回想
それは、今から1ヶ月前のことだ。
いつも通り、淡々と授業を受け、帰宅部の活動を速やかに遂行しようと鞄に教材を入れているとき、彼女、橘に呼び止められ、放課後体育館裏に待っているという旨を僕に伝え行ってしまった。
その時の僕の考える未来予想では、大人数でリンチに遭うか、カツアゲされるかの二者一択。そうなれば財布は置いて行こうなどと被害を受ける前提で行動していた。
いや、心の何処かでは、僕にも春が来たのではと期待もあったが、いかんせん、現実主義であるため、どちらかというと前者を強く意識していた。そんな、危険なところに何故行くのか、そのまま帰れば良かったのではと誰だって思う筈だ。
すまない、嘘をついた。やっぱり捨て切れなかったのだ。告白という第三の選択肢。
ということで行ってみると、まぁ、可能性の低い第三の選択肢でした。その時の気持ちを言語化したいが、どうも上手く言えない。要するに吃驚して語彙力皆無状態になった僕は、
「へい」
なんて告白の返事としてこれ程似合わない言葉を言ってしまった。へいってなんだよ、寿司屋の大将かよ。なんて心の中でツッコんでいると、彼女はケラケラと笑っていた。そんな彼女をみて、僕は見惚れていた。彼女を絶対に失いたくないと柄にもなく思った。

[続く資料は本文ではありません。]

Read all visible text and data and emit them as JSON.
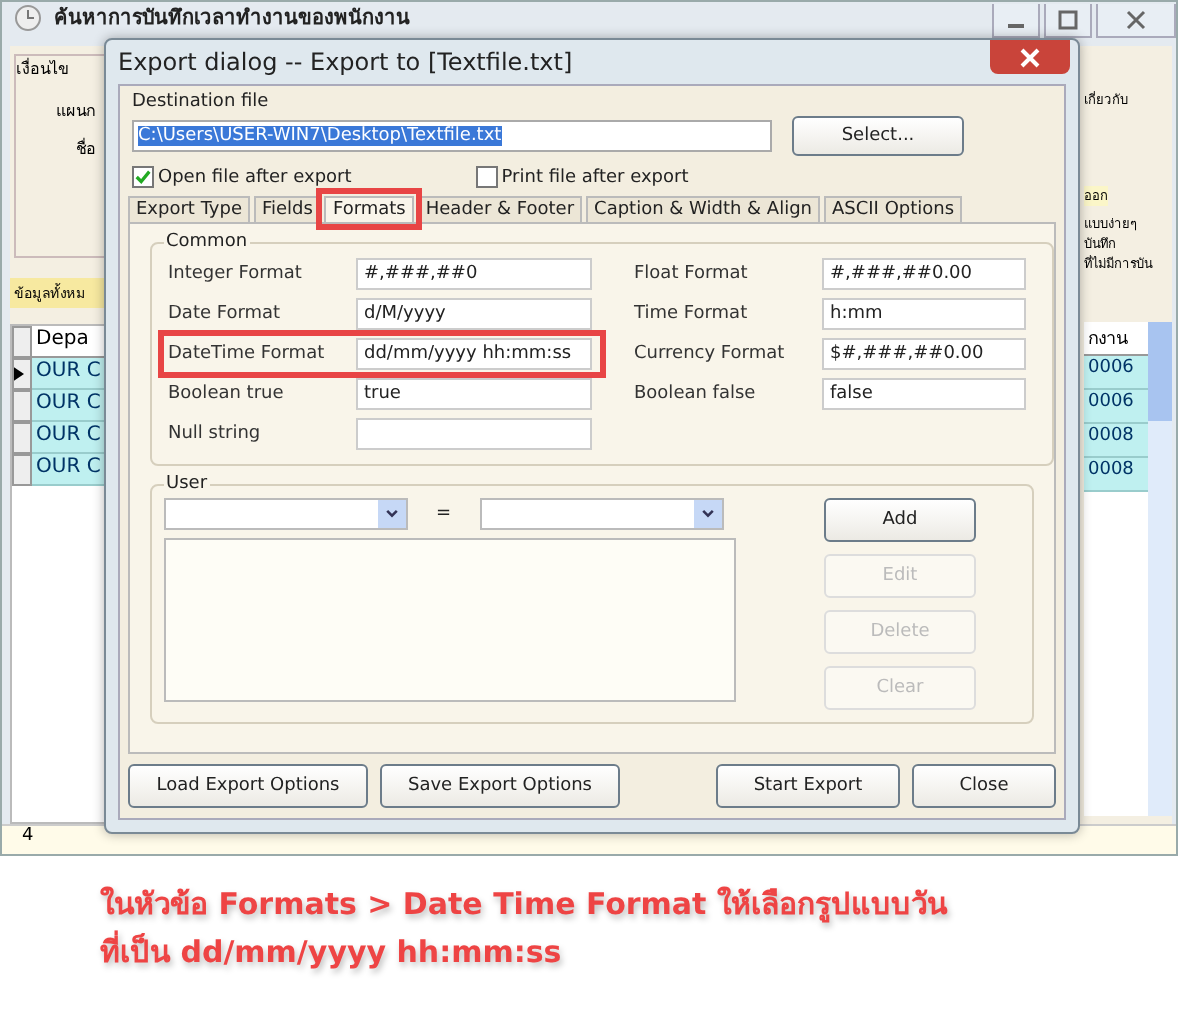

それから、僕らは恋人となった。恋人がするようなことだいたいした。デートして、手を繋いで、キスをして…… そんな幸せな刻を過ごしていて僕は気づいてしまう。
いや、彼女と知り合う前から僕は分かっていた。
視界の端に僕と同じ背丈の人影がこちらを凝視しているということを。